The association between the LRRK2 R1628P variant and the risk of Parkinson’s disease in Asian: a meta-analysis

•We performed a meta-analysis to assess the R1628P polymorphism of LRRK2 in PD.•LRRK2 R1628P variants were increased risk of PD in allelic and dominant model.•The subgroup analysis also showed LRRK2 R1628P was an increased risk factor in PD among Chinese and non-Chinese Asians.

Many published case-control studies have investigated the association between Leucine-rich repeat kinase 2(LRRK2) R1628P and the susceptibility of Parkinson’s disease (PD). However, controversial results were obtained. Herein we performed this meta-analysis to assess the association between the LRRK2 R1628P variants and the risk of PD. Up to January of 2016, 5 databases were searched to identify case-control studies involving LRRK2 R1628P variants and PD risk. A total of 5736 PD patients and 4786 controls in 14 case-control studies were included in this meta-analysis. And STATA 12.0 statistics software was used to calculate available data from each study. The pooled odds ratios (OR) and 95% confidence interval (CI) were calculated to assess the genetic association between LRRK2 R1628P polymorphism and the risk of PD. The results indicated that LRRK2 R1628P variants were increased risk of PD when all studies were pooled (C vs.
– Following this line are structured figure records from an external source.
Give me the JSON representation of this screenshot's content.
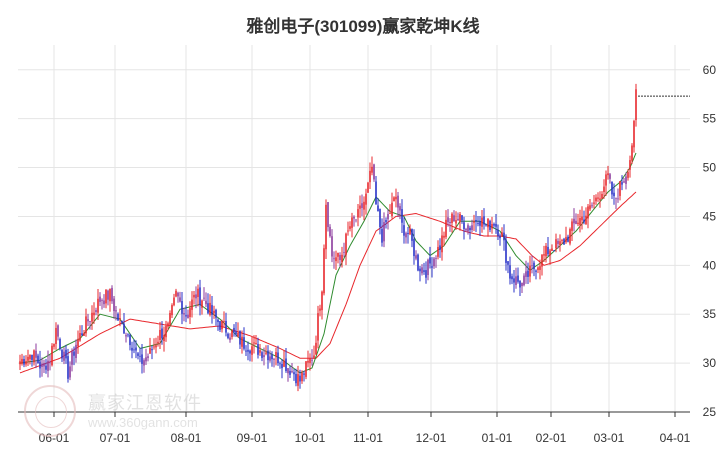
{
  "chart_data": {
    "type": "candlestick",
    "title": "雅创电子(301099)赢家乾坤K线",
    "xlabel": "",
    "ylabel": "",
    "ylim": [
      25,
      61
    ],
    "yticks": [
      25,
      30,
      35,
      40,
      45,
      50,
      55,
      60
    ],
    "grid": true,
    "x_tick_labels": [
      "06-01",
      "07-01",
      "08-01",
      "09-01",
      "10-01",
      "11-01",
      "12-01",
      "01-01",
      "02-01",
      "03-01",
      "04-01"
    ],
    "price_anchors": [
      [
        0,
        30.2
      ],
      [
        6,
        31.0
      ],
      [
        11,
        29.5
      ],
      [
        15,
        30.5
      ],
      [
        18,
        33.5
      ],
      [
        21,
        31.2
      ],
      [
        24,
        29.0
      ],
      [
        28,
        32.0
      ],
      [
        33,
        34.0
      ],
      [
        40,
        36.5
      ],
      [
        45,
        37.0
      ],
      [
        49,
        34.5
      ],
      [
        54,
        33.0
      ],
      [
        60,
        30.0
      ],
      [
        65,
        31.0
      ],
      [
        70,
        33.0
      ],
      [
        74,
        33.5
      ],
      [
        78,
        37.0
      ],
      [
        83,
        35.0
      ],
      [
        88,
        37.0
      ],
      [
        92,
        36.5
      ],
      [
        96,
        35.0
      ],
      [
        100,
        34.0
      ],
      [
        106,
        33.0
      ],
      [
        112,
        32.0
      ],
      [
        118,
        31.5
      ],
      [
        124,
        31.0
      ],
      [
        130,
        30.5
      ],
      [
        137,
        29.0
      ],
      [
        140,
        28.2
      ],
      [
        143,
        29.5
      ],
      [
        147,
        31.0
      ],
      [
        151,
        38.0
      ],
      [
        153,
        46.5
      ],
      [
        156,
        41.0
      ],
      [
        160,
        40.5
      ],
      [
        165,
        44.0
      ],
      [
        169,
        45.0
      ],
      [
        173,
        47.0
      ],
      [
        176,
        50.0
      ],
      [
        178,
        46.0
      ],
      [
        181,
        43.0
      ],
      [
        184,
        45.0
      ],
      [
        188,
        47.0
      ],
      [
        191,
        44.0
      ],
      [
        195,
        43.0
      ],
      [
        199,
        40.0
      ],
      [
        203,
        39.5
      ],
      [
        206,
        40.5
      ],
      [
        210,
        42.0
      ],
      [
        213,
        44.0
      ],
      [
        217,
        45.0
      ],
      [
        221,
        44.5
      ],
      [
        225,
        44.0
      ],
      [
        229,
        45.0
      ],
      [
        233,
        44.0
      ],
      [
        237,
        44.5
      ],
      [
        241,
        43.0
      ],
      [
        245,
        39.0
      ],
      [
        248,
        38.5
      ],
      [
        251,
        38.0
      ],
      [
        254,
        39.0
      ],
      [
        258,
        40.0
      ],
      [
        262,
        41.0
      ],
      [
        266,
        42.0
      ],
      [
        270,
        42.0
      ],
      [
        274,
        43.0
      ],
      [
        278,
        44.5
      ],
      [
        282,
        45.0
      ],
      [
        286,
        46.0
      ],
      [
        290,
        47.5
      ],
      [
        294,
        49.0
      ],
      [
        297,
        46.5
      ],
      [
        300,
        48.0
      ],
      [
        303,
        49.5
      ],
      [
        305,
        51.0
      ],
      [
        307,
        54.0
      ],
      [
        308,
        57.5
      ]
    ],
    "ma_short_anchors": [
      [
        0,
        30.0
      ],
      [
        10,
        30.3
      ],
      [
        20,
        31.5
      ],
      [
        30,
        32.5
      ],
      [
        40,
        35.0
      ],
      [
        50,
        34.5
      ],
      [
        60,
        31.5
      ],
      [
        70,
        32.0
      ],
      [
        80,
        35.5
      ],
      [
        90,
        36.0
      ],
      [
        100,
        34.5
      ],
      [
        110,
        32.5
      ],
      [
        120,
        31.5
      ],
      [
        130,
        30.5
      ],
      [
        140,
        29.0
      ],
      [
        146,
        29.5
      ],
      [
        152,
        33.0
      ],
      [
        158,
        39.0
      ],
      [
        165,
        42.0
      ],
      [
        172,
        44.5
      ],
      [
        178,
        47.0
      ],
      [
        185,
        45.5
      ],
      [
        192,
        45.0
      ],
      [
        198,
        42.5
      ],
      [
        205,
        41.0
      ],
      [
        212,
        42.0
      ],
      [
        220,
        44.5
      ],
      [
        230,
        44.5
      ],
      [
        240,
        43.5
      ],
      [
        248,
        41.0
      ],
      [
        255,
        39.5
      ],
      [
        262,
        40.5
      ],
      [
        270,
        42.0
      ],
      [
        278,
        43.5
      ],
      [
        286,
        45.5
      ],
      [
        294,
        47.5
      ],
      [
        300,
        48.5
      ],
      [
        305,
        50.0
      ],
      [
        308,
        51.5
      ]
    ],
    "ma_long_anchors": [
      [
        0,
        29.0
      ],
      [
        20,
        30.5
      ],
      [
        40,
        33.0
      ],
      [
        55,
        34.5
      ],
      [
        70,
        34.0
      ],
      [
        85,
        33.5
      ],
      [
        100,
        33.8
      ],
      [
        115,
        32.8
      ],
      [
        130,
        31.5
      ],
      [
        140,
        30.5
      ],
      [
        148,
        30.5
      ],
      [
        155,
        32.0
      ],
      [
        163,
        36.0
      ],
      [
        170,
        40.0
      ],
      [
        178,
        43.5
      ],
      [
        188,
        45.0
      ],
      [
        198,
        45.3
      ],
      [
        210,
        44.5
      ],
      [
        222,
        43.5
      ],
      [
        232,
        43.0
      ],
      [
        240,
        43.0
      ],
      [
        248,
        42.7
      ],
      [
        256,
        41.0
      ],
      [
        262,
        40.0
      ],
      [
        270,
        40.5
      ],
      [
        280,
        42.0
      ],
      [
        290,
        44.0
      ],
      [
        300,
        46.0
      ],
      [
        308,
        47.5
      ]
    ],
    "dashed_reference_price": 57.3,
    "colors": {
      "up": "#e8272c",
      "down": "#2832c8",
      "neutral": "#8b3a9c",
      "ma_short": "#2e8b2e",
      "ma_long": "#e8272c",
      "grid": "#e5e5e5",
      "axis": "#333333"
    }
  },
  "watermark": {
    "name": "赢家江恩软件",
    "url": "www.360gann.com"
  }
}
G OR = 1.983, 95% CI 1.640-2.399; GC + CC vs. GG OR = 1.971, 95% CI 1.625–2.391). Moreover, in the subgroup analysis by ethnicity, increased risks were identified among Chinese (GC + CC vs. GG, OR = 1.96, 95% CI 1.60–2.41) as well as in non-Chinese Asian races (GC + CC vs. GG, OR = 2.03, 95% CI 1.13–3.65). Therefore, our results suggest that the C allele, GC and CC genotype of LRRK2 R1628P variants contribute to the susceptibility of PD in Asian.